The Seattle Sounders FC saw the VAR in action on the sidelines for the first time during its friendly against Germany’s Eintracht Frankfurt on Saturday at CenturyLink Field. GeekWire was there to see how it all works.
VAR, which is used to review goals, penalty decisions, straight red cards, and cards issued to the wrong player, wasn’t actually needed during Saturday’s match. But as the system is implemented league-wide next month, MLS fans will surely see it in action at some point this season.
The video assistant referee, sitting in the “Video Assistant Referee Operations Room,” checks plays for clear errors and serious missed incidents using all available footage and angles from the broadcast, as well as in-house footage from the in-stadium videoboard. He or she can recommend a review to the on-field head referee; however, only the referee can ultimately initiate a review by drawing an outline of a TV.
The head referee then walks over to the on-field monitor, or the “Referee Review Area” that you can see in the photo above.
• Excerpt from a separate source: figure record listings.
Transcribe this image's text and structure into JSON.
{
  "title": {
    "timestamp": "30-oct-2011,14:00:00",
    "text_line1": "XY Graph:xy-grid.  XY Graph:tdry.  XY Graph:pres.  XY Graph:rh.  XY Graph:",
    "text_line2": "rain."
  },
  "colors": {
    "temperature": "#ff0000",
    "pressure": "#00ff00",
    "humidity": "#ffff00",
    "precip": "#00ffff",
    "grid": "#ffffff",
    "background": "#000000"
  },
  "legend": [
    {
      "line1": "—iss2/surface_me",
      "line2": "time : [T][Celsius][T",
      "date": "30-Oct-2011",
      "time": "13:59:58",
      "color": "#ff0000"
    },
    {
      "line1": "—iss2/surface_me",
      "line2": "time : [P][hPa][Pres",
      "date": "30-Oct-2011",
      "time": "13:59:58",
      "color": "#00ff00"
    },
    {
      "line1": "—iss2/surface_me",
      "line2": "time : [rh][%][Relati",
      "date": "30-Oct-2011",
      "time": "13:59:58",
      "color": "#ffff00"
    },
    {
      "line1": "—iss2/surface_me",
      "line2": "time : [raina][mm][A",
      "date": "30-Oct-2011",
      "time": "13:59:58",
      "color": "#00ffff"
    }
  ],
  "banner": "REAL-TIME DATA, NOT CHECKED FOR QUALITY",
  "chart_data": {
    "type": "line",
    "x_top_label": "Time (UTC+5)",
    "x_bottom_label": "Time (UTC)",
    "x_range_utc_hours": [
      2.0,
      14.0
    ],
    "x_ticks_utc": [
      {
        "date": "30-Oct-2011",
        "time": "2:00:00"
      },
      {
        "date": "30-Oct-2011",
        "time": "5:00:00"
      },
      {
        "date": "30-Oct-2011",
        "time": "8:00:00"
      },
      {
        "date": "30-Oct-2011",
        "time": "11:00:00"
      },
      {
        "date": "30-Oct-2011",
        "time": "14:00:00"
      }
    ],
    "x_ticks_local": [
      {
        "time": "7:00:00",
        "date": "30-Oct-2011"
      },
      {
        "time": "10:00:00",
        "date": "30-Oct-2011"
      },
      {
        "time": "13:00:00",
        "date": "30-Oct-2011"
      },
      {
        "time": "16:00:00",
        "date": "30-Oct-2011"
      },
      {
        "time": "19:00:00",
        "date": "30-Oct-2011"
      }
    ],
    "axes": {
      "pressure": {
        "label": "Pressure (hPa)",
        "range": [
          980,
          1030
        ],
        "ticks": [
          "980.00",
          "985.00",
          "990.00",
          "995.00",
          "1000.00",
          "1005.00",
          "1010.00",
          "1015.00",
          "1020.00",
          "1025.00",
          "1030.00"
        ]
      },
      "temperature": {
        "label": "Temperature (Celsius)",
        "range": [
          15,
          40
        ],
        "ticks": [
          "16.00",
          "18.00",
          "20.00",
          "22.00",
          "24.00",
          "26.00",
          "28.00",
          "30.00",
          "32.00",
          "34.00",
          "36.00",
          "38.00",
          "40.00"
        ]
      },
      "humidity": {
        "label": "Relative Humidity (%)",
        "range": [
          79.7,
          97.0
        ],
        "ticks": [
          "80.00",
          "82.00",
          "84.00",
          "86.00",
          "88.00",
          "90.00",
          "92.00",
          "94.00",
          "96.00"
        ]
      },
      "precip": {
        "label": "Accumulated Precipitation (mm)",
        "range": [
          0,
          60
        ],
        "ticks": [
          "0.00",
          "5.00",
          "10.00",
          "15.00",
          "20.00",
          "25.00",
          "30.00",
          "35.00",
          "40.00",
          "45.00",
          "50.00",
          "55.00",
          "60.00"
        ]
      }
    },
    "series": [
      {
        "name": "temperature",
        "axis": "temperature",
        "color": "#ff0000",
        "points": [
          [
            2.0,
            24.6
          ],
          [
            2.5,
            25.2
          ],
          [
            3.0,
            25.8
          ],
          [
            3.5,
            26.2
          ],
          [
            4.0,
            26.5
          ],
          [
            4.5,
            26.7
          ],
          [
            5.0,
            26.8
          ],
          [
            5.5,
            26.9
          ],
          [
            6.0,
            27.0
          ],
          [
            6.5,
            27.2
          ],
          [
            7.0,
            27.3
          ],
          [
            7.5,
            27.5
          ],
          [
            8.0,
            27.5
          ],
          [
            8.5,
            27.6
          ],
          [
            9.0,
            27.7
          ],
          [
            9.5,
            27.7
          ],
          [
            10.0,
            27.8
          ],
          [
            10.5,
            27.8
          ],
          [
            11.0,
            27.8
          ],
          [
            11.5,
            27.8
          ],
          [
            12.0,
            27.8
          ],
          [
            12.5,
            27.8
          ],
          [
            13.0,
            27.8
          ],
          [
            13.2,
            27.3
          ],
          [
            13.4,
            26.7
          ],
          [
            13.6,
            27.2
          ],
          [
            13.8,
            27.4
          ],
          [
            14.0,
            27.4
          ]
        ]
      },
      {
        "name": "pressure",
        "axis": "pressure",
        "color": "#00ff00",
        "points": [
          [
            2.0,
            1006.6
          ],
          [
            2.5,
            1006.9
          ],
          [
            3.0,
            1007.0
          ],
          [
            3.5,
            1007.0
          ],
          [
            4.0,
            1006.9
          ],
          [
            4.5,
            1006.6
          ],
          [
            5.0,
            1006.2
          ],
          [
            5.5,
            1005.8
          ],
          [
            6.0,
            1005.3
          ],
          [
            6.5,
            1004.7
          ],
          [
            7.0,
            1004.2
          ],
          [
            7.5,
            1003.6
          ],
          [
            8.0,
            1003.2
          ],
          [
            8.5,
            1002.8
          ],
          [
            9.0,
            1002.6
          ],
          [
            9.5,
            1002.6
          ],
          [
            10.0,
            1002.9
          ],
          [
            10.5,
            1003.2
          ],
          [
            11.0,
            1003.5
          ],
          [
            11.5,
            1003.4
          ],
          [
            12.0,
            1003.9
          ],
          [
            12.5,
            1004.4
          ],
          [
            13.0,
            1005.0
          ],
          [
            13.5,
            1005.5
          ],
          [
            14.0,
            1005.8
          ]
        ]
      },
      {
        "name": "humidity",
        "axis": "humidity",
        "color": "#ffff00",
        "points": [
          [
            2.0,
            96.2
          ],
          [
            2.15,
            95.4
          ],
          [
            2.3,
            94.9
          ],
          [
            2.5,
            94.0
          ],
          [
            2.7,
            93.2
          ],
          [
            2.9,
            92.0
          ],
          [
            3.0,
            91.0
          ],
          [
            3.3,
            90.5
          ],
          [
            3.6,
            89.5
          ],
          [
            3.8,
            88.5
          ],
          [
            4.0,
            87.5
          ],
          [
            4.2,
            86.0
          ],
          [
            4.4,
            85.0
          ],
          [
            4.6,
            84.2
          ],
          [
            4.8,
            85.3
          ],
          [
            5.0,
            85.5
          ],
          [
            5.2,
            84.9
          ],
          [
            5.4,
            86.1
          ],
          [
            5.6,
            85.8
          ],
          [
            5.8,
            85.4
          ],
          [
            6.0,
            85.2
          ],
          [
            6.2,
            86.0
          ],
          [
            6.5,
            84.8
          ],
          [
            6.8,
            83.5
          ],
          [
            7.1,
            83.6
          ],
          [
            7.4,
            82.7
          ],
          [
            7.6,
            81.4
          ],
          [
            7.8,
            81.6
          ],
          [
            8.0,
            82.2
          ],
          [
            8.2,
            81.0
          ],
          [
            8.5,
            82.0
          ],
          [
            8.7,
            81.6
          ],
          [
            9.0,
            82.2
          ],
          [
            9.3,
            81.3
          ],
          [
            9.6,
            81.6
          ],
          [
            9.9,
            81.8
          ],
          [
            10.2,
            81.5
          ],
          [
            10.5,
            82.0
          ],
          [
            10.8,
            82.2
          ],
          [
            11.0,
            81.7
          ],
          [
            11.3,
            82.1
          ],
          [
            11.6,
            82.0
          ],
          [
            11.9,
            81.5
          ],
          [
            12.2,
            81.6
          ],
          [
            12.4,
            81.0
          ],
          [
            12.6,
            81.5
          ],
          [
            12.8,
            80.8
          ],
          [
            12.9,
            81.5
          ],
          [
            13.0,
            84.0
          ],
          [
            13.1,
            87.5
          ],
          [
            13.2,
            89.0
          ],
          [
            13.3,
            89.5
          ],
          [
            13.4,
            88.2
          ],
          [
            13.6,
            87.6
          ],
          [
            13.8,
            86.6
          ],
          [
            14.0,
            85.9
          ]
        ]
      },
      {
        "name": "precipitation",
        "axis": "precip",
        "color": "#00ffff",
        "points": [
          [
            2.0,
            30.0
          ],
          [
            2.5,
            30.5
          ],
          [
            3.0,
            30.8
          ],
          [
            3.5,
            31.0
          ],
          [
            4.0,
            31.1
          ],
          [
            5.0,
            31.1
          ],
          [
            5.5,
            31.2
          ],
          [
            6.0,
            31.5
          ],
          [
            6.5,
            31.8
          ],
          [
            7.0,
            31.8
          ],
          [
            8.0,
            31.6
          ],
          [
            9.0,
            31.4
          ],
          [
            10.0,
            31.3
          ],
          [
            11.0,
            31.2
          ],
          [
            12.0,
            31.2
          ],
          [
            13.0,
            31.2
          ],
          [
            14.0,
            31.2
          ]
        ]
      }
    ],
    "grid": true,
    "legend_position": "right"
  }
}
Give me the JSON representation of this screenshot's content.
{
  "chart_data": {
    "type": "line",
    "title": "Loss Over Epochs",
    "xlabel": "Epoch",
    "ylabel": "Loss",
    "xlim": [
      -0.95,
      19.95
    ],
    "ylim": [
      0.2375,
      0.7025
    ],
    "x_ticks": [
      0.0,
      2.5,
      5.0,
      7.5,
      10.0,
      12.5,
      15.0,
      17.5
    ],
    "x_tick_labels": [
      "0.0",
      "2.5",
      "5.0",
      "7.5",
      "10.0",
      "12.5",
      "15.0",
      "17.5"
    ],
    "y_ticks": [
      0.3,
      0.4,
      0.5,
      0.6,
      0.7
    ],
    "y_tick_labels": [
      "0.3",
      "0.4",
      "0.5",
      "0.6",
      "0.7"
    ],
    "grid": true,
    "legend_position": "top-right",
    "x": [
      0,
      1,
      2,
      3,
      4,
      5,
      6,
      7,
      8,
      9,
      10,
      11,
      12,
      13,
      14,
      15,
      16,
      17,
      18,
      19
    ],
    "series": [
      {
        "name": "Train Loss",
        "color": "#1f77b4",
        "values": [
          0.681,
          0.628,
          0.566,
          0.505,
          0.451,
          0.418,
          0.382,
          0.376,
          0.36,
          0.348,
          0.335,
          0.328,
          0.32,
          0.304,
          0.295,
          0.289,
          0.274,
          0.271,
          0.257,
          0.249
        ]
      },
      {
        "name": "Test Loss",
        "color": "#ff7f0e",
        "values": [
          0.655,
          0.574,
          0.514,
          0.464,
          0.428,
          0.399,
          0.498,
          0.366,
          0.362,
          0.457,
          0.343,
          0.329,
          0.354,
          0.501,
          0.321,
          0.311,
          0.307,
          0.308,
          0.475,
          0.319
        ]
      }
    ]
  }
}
A “Referee Assistant” ensures that the monitor is operating and assists the head referee, who communicates with the VAR via headset. The head referee ultimately makes the final decision. There are currently no time limits for video review.
MLS Commissioner Don Garber, speaking at SXSW earlier this year in Austin, Texas, voiced his support for VAR. He noted that MLS simply needed to get with the times given how other leagues like the NFL and NBA use replay technology — he said fans “deserve” it.
“We have to adapt to the way the North American sports fan consumes their sports,” said Garber, who spent 16 years at the NFL before becoming MLS commissioner in 1999. “I believe the lack of technology was unfair to the fan.”
In the preseason tests, Garber said out of the 20 or so plays that were reviewed by the new technology, about 20 percent had a dramatic impact on the game. One of those instances happened during the Colorado vs. Kansas City match in February when the Rapids were awarded with a penalty kick after referees used VAR to confirm a handball violation.
MLS had to work with FIFA and IFAB, two soccer governing bodies that oversee some MLS rules, to implement VAR. The league won’t be able to show replays on the big-screen inside stadiums because of FIFA’s discretion. Garber said the system will “ultimately evolve” and “be like it is in other leagues.”